Visit to Argonne National Laboratory -2/3 -
Commercial Applications of High-Energy Physics:
Nanoscale Additive Manufacturing
Overview
Nearly all materials exhibit different properties at nanoscale; for example, smaller can be stronger or weaker, suppress brittle failure or induce ductility, or create (three dimensional) photonic crystals, negative refraction materials, and activate phonon scattering-driven thermal processes. The development of metal-based AM has revolutionized the production of complex parts for aerospace, automotive and medical applications. Today’s resolution of most commercially available metal AM processes is ~20–50 μm; no established method is currently available for printing 3D features below these dimensions. It has been shown that unique phenomena arise in metals with micro- or nano-dimensions, for example light trapping in optical meta-materials or enhanced mechanical resilience. Accessing these phenomena requires developing a process to fabricate 3D metallic architectures with macroscopic overall dimensions and individual constituents in the sub-micron domain.

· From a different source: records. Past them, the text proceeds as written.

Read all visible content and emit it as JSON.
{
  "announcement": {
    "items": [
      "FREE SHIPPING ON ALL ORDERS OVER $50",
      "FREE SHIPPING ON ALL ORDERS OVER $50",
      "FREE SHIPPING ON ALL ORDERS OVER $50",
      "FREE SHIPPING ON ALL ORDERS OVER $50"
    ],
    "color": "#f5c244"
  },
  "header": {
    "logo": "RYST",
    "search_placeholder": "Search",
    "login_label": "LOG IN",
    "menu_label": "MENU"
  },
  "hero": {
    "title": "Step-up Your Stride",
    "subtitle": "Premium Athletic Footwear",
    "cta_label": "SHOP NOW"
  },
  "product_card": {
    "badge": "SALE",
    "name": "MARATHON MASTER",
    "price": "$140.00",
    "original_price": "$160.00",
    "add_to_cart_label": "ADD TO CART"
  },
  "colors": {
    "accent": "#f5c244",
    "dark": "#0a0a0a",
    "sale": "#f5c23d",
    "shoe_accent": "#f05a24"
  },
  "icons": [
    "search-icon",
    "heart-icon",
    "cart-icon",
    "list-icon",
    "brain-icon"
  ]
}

Additive manufacturing in the nanoscale regime is the fabrication of 3D structures that contain geometric features smaller than 1 µm. Two photon polymerization (2PP) lithography is one of the very few manufacturing methods that can fabricate true three-dimensional micro/nanostructures of various materials, such as polymer, hybrid materials, or organically modified ceramics. The unprecedented geometrical freedom provided by 2PP allows one to print very complex designs, including overhanging and self-intersecting structures inaccessible by conventional methods. This layer-by-layer printing method can achieve a sub-diffraction-limit resolution (<100 nm). It has thus found widespread applications in making devices and elements in micro-optics, electronics, microfluid devices, MEMs, and metamaterials. (2PP is a photochemical process initiated by focusing a femtosecond laser beam tightly into a volume of photosensitive resin with a high-numerical-aperture (NA) objective. Photo-initiators absorb two photons simultaneously. The cross section of the two-photon absorption is much lower than that for linear one-photon absorption, so an ultra-short pulse laser with high intensity (TW/cm3) is often required. This implies the yield and the speed of printing are slower than one-photon polymerization.)

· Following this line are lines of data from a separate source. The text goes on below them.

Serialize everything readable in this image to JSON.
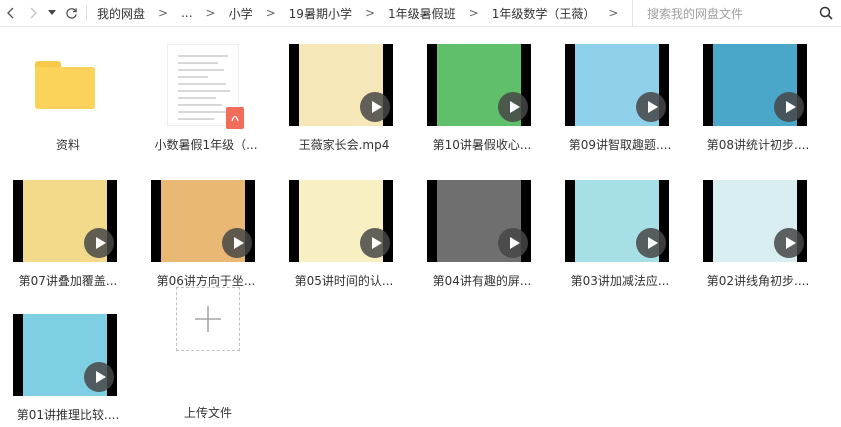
{
  "nav": {
    "back_icon": "chevron-left-icon",
    "forward_icon": "chevron-right-icon",
    "history_icon": "caret-down-icon",
    "refresh_icon": "refresh-icon"
  },
  "breadcrumb": {
    "items": [
      "我的网盘",
      "...",
      "小学",
      "19暑期小学",
      "1年级暑假班",
      "1年级数学（王薇）"
    ],
    "separator": ">"
  },
  "search": {
    "placeholder": "搜索我的网盘文件",
    "icon": "search-icon"
  },
  "files": [
    {
      "name": "资料",
      "type": "folder"
    },
    {
      "name": "小数暑假1年级（...",
      "type": "pdf"
    },
    {
      "name": "王薇家长会.mp4",
      "type": "video",
      "theme": "#f6e7b8"
    },
    {
      "name": "第10讲暑假收心...",
      "type": "video",
      "theme": "#5fbf6a"
    },
    {
      "name": "第09讲智取趣题....",
      "type": "video",
      "theme": "#8fd0ea"
    },
    {
      "name": "第08讲统计初步....",
      "type": "video",
      "theme": "#4aa7c9"
    },
    {
      "name": "第07讲叠加覆盖...",
      "type": "video",
      "theme": "#f3d98a"
    },
    {
      "name": "第06讲方向于坐...",
      "type": "video",
      "theme": "#e9b874"
    },
    {
      "name": "第05讲时间的认...",
      "type": "video",
      "theme": "#f8efc2"
    },
    {
      "name": "第04讲有趣的屏...",
      "type": "video",
      "theme": "#6f6f6f"
    },
    {
      "name": "第03讲加减法应...",
      "type": "video",
      "theme": "#a7dfe6"
    },
    {
      "name": "第02讲线角初步....",
      "type": "video",
      "theme": "#d8eef0"
    },
    {
      "name": "第01讲推理比较....",
      "type": "video",
      "theme": "#7ecfe4"
    }
  ],
  "upload": {
    "label": "上传文件"
  }
}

Figure 1. Schematics of photon polymerization lithography (a) Linear one-photon and non-linear two-photon absorption process (b) laser intensity distribution during two-photon absorption process (c) a typical 2PP setup with 3D linear stage and galvanometer
The major player in the micro-to-nano printing market is currently Nanoscribe GmbH. They have developed a femtosecond laser-driven technology with a tightly integrated design. A different approach, pioneered at Argonne National Labs and at a spin-out company, Robot Nose, is simpler and cheaper to produce, with similar resolution, while printing 3D structures dramatically faster. In 2020, Robot Nose and Argonne began to collaborate on the development of a new additive manufacturing tool with high resolution and unmatched speed. The concept is simple – a photoresist that is driven in the near UV with a single photon can much more efficiently polymerize than a process requiring two IR photons in a two-photon polymerization. No commercial UV printers have the required resolution for the current proposed work. The RN-Argonne design uses unique optics, chemistry and software to allow polymerization at the focus, without any need for confinement and without runaway reaction in the photoresist.

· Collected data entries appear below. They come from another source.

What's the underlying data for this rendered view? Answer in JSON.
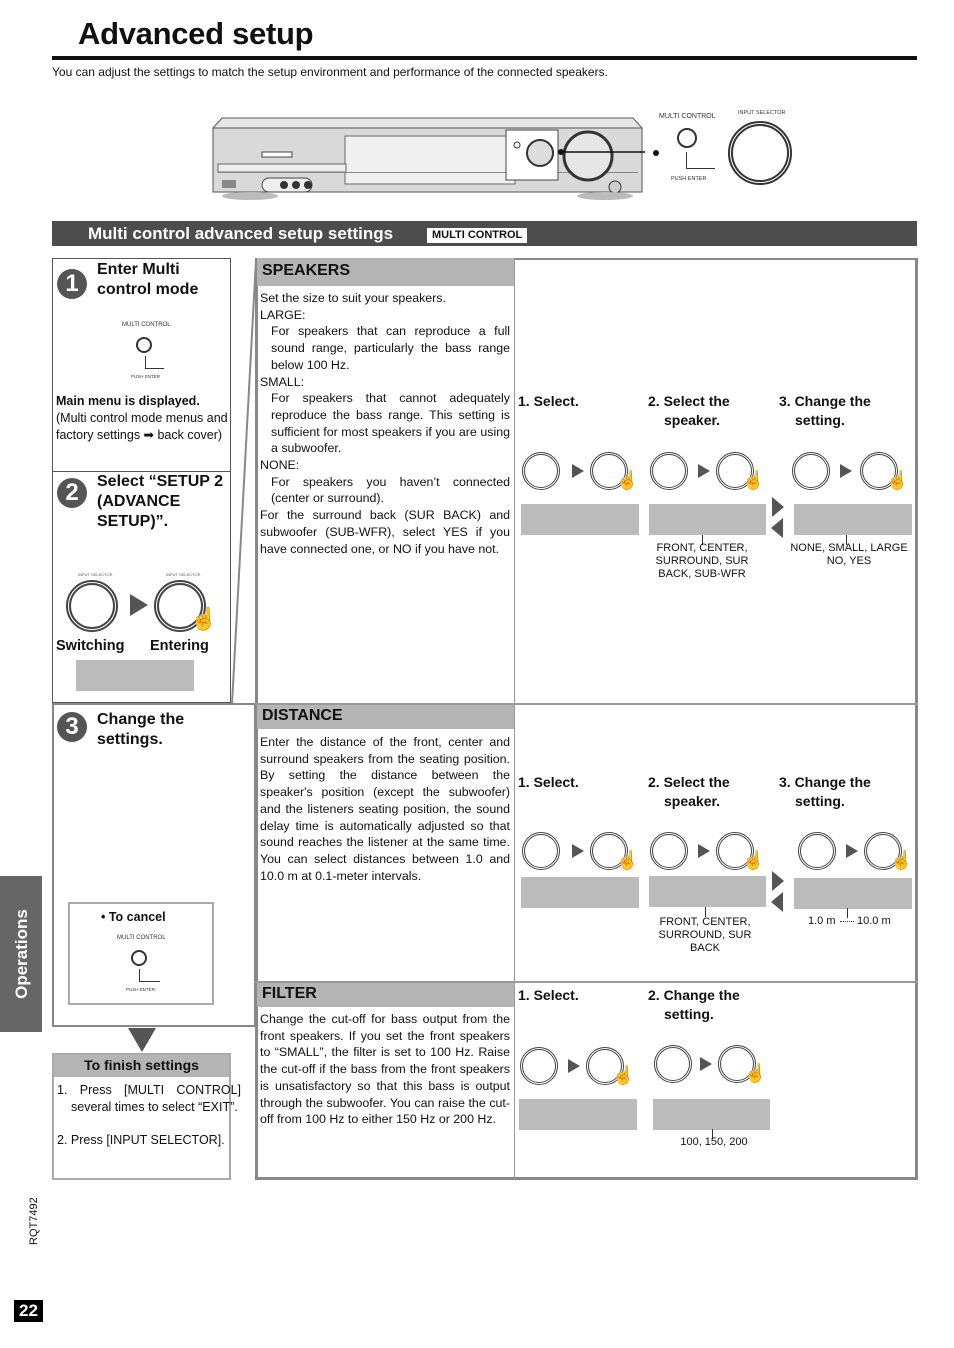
{
  "page": {
    "title": "Advanced setup",
    "intro": "You can adjust the settings to match the setup environment and performance of the connected speakers.",
    "page_number": "22",
    "doc_code": "RQT7492",
    "side_tab": "Operations"
  },
  "device": {
    "multi_control_label": "MULTI CONTROL",
    "push_enter_label": "PUSH ENTER",
    "input_selector_label": "INPUT SELECTOR"
  },
  "section": {
    "title": "Multi control advanced setup settings",
    "badge": "MULTI CONTROL"
  },
  "steps": [
    {
      "number": "1",
      "heading": "Enter Multi control mode",
      "button_label": "MULTI CONTROL",
      "push_label": "PUSH ENTER",
      "result_bold": "Main menu is displayed.",
      "result_note": "(Multi control mode menus and factory settings ➡ back cover)"
    },
    {
      "number": "2",
      "heading": "Select “SETUP 2 (ADVANCE SETUP)”.",
      "dial_label": "INPUT SELECTOR",
      "switching": "Switching",
      "entering": "Entering"
    },
    {
      "number": "3",
      "heading": "Change the settings.",
      "cancel_label": "• To cancel",
      "button_label": "MULTI CONTROL",
      "push_label": "PUSH ENTER"
    }
  ],
  "finish": {
    "heading": "To finish settings",
    "items": [
      "1. Press [MULTI CONTROL] several times to select “EXIT”.",
      "2. Press [INPUT SELECTOR]."
    ]
  },
  "settings": {
    "speakers": {
      "heading": "SPEAKERS",
      "intro": "Set the size to suit your speakers.",
      "large_label": "LARGE:",
      "large_text": "For speakers that can reproduce a full sound range, particularly the bass range below 100 Hz.",
      "small_label": "SMALL:",
      "small_text": "For speakers that cannot adequately reproduce the bass range. This setting is sufficient for most speakers if you are using a subwoofer.",
      "none_label": "NONE:",
      "none_text": "For speakers you haven’t connected (center or surround).",
      "outro": "For the surround back (SUR BACK) and subwoofer (SUB-WFR), select YES if you have connected one, or NO if you have not.",
      "step1": "1. Select.",
      "step2": "2. Select the speaker.",
      "step3": "3. Change the setting.",
      "speaker_options": "FRONT, CENTER, SURROUND, SUR BACK, SUB-WFR",
      "setting_options": "NONE, SMALL, LARGE NO, YES"
    },
    "distance": {
      "heading": "DISTANCE",
      "text": "Enter the distance of the front, center and surround speakers from the seating position. By setting the distance between the speaker's position (except the subwoofer) and the listeners seating position, the sound delay time is automatically adjusted so that sound reaches the listener at the same time.  You can select distances between 1.0 and 10.0 m at 0.1-meter intervals.",
      "step1": "1. Select.",
      "step2": "2. Select the speaker.",
      "step3": "3. Change the setting.",
      "speaker_options": "FRONT, CENTER, SURROUND, SUR BACK",
      "range_min": "1.0 m",
      "range_max": "10.0 m"
    },
    "filter": {
      "heading": "FILTER",
      "text": "Change the cut-off for bass output from the front speakers. If you set the front speakers to “SMALL”, the filter is set to 100 Hz. Raise the cut-off if the bass from the front speakers is unsatisfactory so that this bass is output through the subwoofer. You can raise the cut-off from 100 Hz to either 150 Hz or 200 Hz.",
      "step1": "1. Select.",
      "step2": "2. Change the setting.",
      "options": "100, 150, 200"
    }
  },
  "dial_label": "INPUT SELECTOR"
}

Initial results with the one photon polymerization (1PP) tool show it can achieve at least 10x the volumetric printing rate of the Nanoscribe PP, with equivalent resolution. It is expected that rate will improve further over time. The cost of parts in both time and materials on this new tool will be at least an order of magnitude less than the Nanoscribe, and the level of operator skill required should be reduced as well. Since the polymer CRL is a consumable part, controlling its cost is key to developing the market.
Conclusion
High dimensional accuracy in nanoscale additive manufacturing will be beneficial to the renewable energy industry, the aerospace industry, which manufactures complex parts in relatively low volume production, and can also be used to manufacture medical devices, point-of-care diagnostics and surgical tooling.